Technology Blurring The Line Between Office Design And Construction
Measure twice, cut once is the golden rule of design and construction. Thanks to 3D technology and virtual reality, designers have more control simulating the finished product and identifying potential cost and risks. Technology also has the potential to shift designers away from the traditional handoff of responsibilities across departments and contractors toward full-service, file-to-fabrication integration.
Current workflows for translating designs from modeling software like 2D CAD to physical models and blueprints requires designers to hop through multiple software tools. Workarounds also exist for legal purposes. Following a traditional model, the process from raw space to completed office is separated into four phases: strategy, design development, documentation and approvals, and construction. Each has its own separate team performing due diligence, but this makes it difficult to communicate updates or manage consistent workflow.
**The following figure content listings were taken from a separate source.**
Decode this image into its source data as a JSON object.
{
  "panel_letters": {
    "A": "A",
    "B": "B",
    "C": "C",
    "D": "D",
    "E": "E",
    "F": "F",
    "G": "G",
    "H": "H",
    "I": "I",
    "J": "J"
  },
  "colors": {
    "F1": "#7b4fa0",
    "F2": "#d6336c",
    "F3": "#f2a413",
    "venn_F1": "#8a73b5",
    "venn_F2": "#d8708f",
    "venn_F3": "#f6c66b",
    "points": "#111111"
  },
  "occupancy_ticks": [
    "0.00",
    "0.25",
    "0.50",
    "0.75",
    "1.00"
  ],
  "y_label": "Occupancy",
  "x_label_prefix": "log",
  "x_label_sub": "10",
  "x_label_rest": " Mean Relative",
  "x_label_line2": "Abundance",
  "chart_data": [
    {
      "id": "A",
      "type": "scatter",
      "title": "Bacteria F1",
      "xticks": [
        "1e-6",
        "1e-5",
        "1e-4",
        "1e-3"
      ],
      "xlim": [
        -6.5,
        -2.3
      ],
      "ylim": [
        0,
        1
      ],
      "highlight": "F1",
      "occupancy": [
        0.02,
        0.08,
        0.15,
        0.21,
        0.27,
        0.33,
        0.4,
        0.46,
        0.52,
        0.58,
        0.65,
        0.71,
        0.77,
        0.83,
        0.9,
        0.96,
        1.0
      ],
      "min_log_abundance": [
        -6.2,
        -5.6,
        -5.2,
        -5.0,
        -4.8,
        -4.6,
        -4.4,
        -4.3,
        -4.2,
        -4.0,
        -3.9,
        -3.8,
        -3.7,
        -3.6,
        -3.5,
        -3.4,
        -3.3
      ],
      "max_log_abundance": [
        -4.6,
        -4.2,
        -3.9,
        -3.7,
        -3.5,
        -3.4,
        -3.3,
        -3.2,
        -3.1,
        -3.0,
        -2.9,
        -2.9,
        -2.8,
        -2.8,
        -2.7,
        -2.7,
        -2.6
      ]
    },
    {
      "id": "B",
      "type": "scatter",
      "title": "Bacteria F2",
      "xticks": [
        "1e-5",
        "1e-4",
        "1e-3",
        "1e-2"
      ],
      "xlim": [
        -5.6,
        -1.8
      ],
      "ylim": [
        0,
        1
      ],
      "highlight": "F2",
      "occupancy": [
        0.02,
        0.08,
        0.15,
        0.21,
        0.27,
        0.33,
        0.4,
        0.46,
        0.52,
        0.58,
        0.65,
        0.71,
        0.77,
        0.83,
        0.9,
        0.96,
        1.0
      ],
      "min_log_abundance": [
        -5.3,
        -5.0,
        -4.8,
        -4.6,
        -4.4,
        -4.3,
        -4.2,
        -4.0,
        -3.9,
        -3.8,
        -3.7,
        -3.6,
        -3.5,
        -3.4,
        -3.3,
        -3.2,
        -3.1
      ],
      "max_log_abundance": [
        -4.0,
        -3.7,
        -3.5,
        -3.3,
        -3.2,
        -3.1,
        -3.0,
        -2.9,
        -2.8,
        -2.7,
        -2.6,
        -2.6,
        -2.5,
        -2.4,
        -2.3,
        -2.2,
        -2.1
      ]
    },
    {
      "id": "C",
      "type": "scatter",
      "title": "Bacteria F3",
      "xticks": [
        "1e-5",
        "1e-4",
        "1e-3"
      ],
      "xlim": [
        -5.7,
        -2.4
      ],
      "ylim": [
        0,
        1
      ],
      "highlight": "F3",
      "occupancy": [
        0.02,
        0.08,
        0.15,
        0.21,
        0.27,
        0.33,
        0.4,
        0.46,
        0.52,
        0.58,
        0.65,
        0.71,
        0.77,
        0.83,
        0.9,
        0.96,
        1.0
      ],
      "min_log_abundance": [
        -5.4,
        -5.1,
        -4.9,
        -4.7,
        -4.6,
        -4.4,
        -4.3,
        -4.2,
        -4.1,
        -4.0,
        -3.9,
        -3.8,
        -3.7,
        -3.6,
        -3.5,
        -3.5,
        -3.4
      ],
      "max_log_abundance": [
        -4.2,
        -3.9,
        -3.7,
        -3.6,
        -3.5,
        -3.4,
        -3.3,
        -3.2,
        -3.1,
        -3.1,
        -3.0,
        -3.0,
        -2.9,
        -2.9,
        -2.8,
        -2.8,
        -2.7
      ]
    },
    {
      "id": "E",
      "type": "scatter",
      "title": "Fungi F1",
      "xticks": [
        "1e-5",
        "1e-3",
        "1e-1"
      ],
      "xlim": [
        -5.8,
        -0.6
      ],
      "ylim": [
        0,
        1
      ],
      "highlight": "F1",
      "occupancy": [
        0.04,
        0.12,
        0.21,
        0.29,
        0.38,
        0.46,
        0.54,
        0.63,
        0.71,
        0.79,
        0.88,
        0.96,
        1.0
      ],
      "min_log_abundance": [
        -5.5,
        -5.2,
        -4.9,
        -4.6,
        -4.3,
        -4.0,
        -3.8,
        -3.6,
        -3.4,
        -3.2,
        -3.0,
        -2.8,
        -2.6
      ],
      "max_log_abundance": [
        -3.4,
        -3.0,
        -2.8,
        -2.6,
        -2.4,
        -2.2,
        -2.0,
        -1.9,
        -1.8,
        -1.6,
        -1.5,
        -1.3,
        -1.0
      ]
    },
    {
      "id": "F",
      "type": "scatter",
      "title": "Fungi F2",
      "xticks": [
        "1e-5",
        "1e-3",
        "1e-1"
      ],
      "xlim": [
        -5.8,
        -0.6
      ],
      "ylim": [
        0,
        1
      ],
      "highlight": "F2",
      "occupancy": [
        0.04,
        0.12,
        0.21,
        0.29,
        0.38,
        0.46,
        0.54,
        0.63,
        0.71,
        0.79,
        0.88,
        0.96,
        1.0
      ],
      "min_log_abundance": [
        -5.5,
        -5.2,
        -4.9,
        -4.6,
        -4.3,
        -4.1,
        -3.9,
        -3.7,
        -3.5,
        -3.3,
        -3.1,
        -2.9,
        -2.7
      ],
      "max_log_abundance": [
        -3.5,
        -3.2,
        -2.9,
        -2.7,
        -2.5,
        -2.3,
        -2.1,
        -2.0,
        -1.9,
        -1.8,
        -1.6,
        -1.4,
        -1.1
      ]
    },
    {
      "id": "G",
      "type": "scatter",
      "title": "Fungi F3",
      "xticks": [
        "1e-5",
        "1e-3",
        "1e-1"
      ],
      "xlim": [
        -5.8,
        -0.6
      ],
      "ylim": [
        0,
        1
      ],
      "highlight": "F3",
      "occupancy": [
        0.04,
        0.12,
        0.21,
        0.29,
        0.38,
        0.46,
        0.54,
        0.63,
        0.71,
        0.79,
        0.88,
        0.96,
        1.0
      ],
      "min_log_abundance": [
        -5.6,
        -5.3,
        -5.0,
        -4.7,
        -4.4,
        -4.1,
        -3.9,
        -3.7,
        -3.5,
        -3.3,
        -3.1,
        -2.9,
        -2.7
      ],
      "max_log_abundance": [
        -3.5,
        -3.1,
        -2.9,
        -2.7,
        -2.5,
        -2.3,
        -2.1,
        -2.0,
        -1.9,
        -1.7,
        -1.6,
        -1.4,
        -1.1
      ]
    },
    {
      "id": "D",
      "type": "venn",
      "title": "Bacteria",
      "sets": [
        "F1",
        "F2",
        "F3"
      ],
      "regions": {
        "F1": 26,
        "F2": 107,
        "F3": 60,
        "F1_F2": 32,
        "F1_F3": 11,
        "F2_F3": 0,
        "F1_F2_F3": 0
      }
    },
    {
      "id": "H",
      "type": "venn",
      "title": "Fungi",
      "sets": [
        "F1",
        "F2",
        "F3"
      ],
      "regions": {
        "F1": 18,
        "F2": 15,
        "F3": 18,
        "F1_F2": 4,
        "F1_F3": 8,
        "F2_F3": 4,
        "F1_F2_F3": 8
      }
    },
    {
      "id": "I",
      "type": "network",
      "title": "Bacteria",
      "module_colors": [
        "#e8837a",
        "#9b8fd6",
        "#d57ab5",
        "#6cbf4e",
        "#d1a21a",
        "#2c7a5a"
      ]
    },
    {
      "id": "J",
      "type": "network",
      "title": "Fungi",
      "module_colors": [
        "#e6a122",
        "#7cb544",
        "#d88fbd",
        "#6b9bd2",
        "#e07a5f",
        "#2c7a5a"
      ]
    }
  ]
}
At Autodesk University in 2015, the company’s Revit 2017 software heralded the introduction of augmented reality into the design and construction space. Revit models can be brought into 3D Studio Max, where they can be made interactive for presentations by using a virtual reality headset. Revit models can also be 3D printed.
Unispace, a global design firm that aims to blur the lines between strategy, design and delivery, integrates the visual design process with construction and budgeting information. The firm’s UniBIM platform and intelligent space planning process compress the traditional model. The stages overlap, delivering projects 25% faster.
Designers start with a 3D scan of the raw space, accessible to both the design and the construction teams. The scan acts as a reference throughout all stages of the process, rather than having both teams revisit the space multiple times to remeasure. Unispace simultaneously builds a 2D floor plan based on the client’s requirements and a 3D virtual walkthrough of the space.
The UniBIM platform attaches a cost database to the model, allowing clients to simultaneously see a visual representation of the space and price associated with each feature. As the visuals update, so does pricing.
The virtual model and the accurate pricing and space information makes it easier to get clients in a room, interacting with the proposed plan. Unispace hands clients a game controller and lets them explore while asking questions about the model. The designers can then change sightlines, furniture and materials in real time. The goal is to have all the decision-making happen in the room. Because UniBIM incorporates data into the model, the 3D plan then translates directly into approval documentation.
Unispace’s intelligent space planning process and UniBIM create a cohesive flow of information between design and construction logistics, blurring the line between design and build professionals. Using technology, designers and clients can save time, forecast risk, adjust for changing construction conditions and increase the quality and efficiency of the build-out process.
Breaking down the barriers between design and construction phases allows for rapid prototyping of spaces. In an age where technology has pushed up deadlines and where construction prices continue to soar, platforms like UniBIM are leading a revolution in the design-build pipeline.